У самого фотографа не хватало трех пальцев на правой руке, но ремесло его не покинуло, он, как мог, подрабатывал на прокорм своей семье.

– Вас я сделаю в овале и с обрамлением, – обещал он Марише, которая ему как будто понравилась. А может быть, просто рассчитывал, что за овал и обрамление Огоньковы пригласят его пообедать.

Но когда фотограф увидел, чем обедает семья, где лишь одна шестнадцатилетняя Мариша способна заработать кусок, то сесть за стол не согласился, сказал, что сыт, что уже ел.

Мариша тогда в первый раз застыдилась своего платья, в котором ей пришлось фотографироваться. На ногах у нее были не туфли, а сапоги большого размера с парусиновыми голенищами, которыми ее премировали в колхозе.

– Стойте ровненько, – велел фотограф, заметив, как Мариша переминается от неловкости. – Ваша красота сама за себя скажет.
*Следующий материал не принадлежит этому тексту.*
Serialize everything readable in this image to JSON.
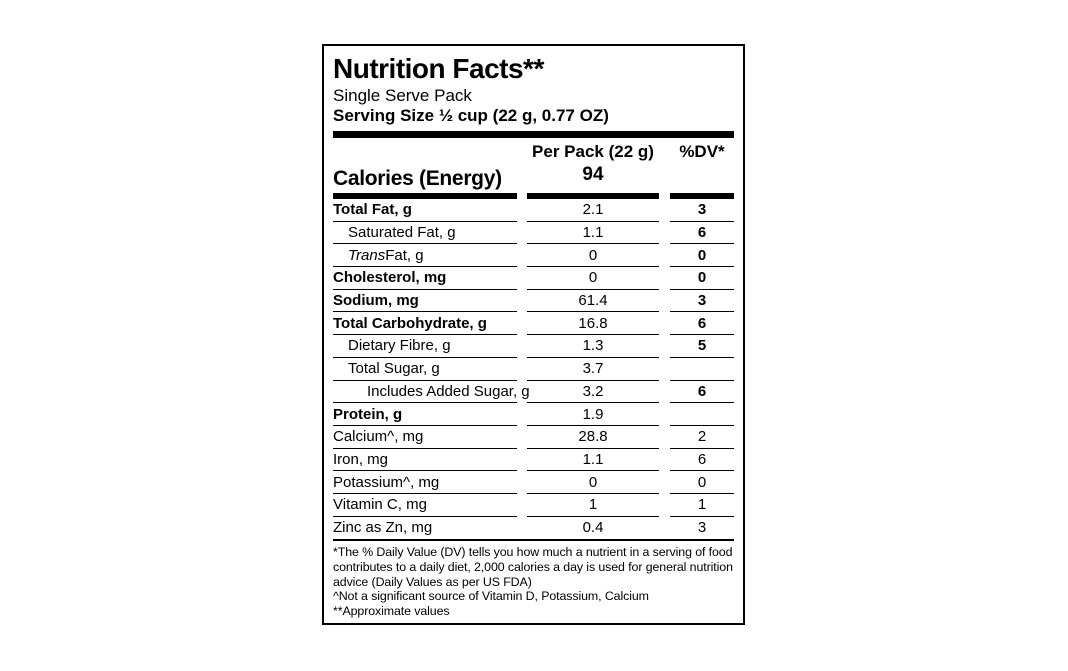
{
  "label": {
    "title": "Nutrition Facts**",
    "subtitle": "Single Serve Pack",
    "serving_size": "Serving Size ½ cup (22 g, 0.77 OZ)",
    "header": {
      "amount_column": "Per Pack (22 g)",
      "dv_column": "%DV*",
      "calories_label": "Calories (Energy)",
      "calories_value": "94"
    },
    "rows": [
      {
        "label": "Total Fat, g",
        "value": "2.1",
        "dv": "3",
        "bold": true,
        "indent": 0,
        "dv_bold": true
      },
      {
        "label": "Saturated Fat, g",
        "value": "1.1",
        "dv": "6",
        "bold": false,
        "indent": 1,
        "dv_bold": true
      },
      {
        "label_italic": "Trans",
        "label": " Fat, g",
        "value": "0",
        "dv": "0",
        "bold": false,
        "indent": 1,
        "dv_bold": true
      },
      {
        "label": "Cholesterol, mg",
        "value": "0",
        "dv": "0",
        "bold": true,
        "indent": 0,
        "dv_bold": true
      },
      {
        "label": "Sodium, mg",
        "value": "61.4",
        "dv": "3",
        "bold": true,
        "indent": 0,
        "dv_bold": true
      },
      {
        "label": "Total Carbohydrate, g",
        "value": "16.8",
        "dv": "6",
        "bold": true,
        "indent": 0,
        "dv_bold": true
      },
      {
        "label": "Dietary Fibre, g",
        "value": "1.3",
        "dv": "5",
        "bold": false,
        "indent": 1,
        "dv_bold": true
      },
      {
        "label": "Total Sugar, g",
        "value": "3.7",
        "dv": "",
        "bold": false,
        "indent": 1,
        "dv_bold": true
      },
      {
        "label": "Includes Added Sugar, g",
        "value": "3.2",
        "dv": "6",
        "bold": false,
        "indent": 2,
        "dv_bold": true
      },
      {
        "label": "Protein, g",
        "value": "1.9",
        "dv": "",
        "bold": true,
        "indent": 0,
        "dv_bold": false
      },
      {
        "label": "Calcium^, mg",
        "value": "28.8",
        "dv": "2",
        "bold": false,
        "indent": 0,
        "dv_bold": false
      },
      {
        "label": "Iron, mg",
        "value": "1.1",
        "dv": "6",
        "bold": false,
        "indent": 0,
        "dv_bold": false
      },
      {
        "label": "Potassium^, mg",
        "value": "0",
        "dv": "0",
        "bold": false,
        "indent": 0,
        "dv_bold": false
      },
      {
        "label": "Vitamin C, mg",
        "value": "1",
        "dv": "1",
        "bold": false,
        "indent": 0,
        "dv_bold": false
      },
      {
        "label": "Zinc as Zn, mg",
        "value": "0.4",
        "dv": "3",
        "bold": false,
        "indent": 0,
        "dv_bold": false
      }
    ],
    "footnotes": [
      "*The % Daily Value (DV) tells you how much a nutrient in a serving of food contributes to a daily diet, 2,000 calories a day is used for general nutrition advice (Daily Values as per US FDA)",
      "^Not a significant source of Vitamin D, Potassium, Calcium",
      "**Approximate values"
    ],
    "colors": {
      "text": "#000000",
      "background": "#ffffff"
    }
  }
}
Марише было отчего волноваться: это был второй снимок в ее жизни, а первого можно было и не считать: там она была снята в младенчестве, между отцом и матерью. Этот маленький, тусклый и желтый снимок сгорел в сороковом году вместе с деревянной переборкой, оклеенной голубыми обоями. А на втором снимке она прямо стояла во весь свой рост, и на пальце у нее светился занятый у подружки перстенек.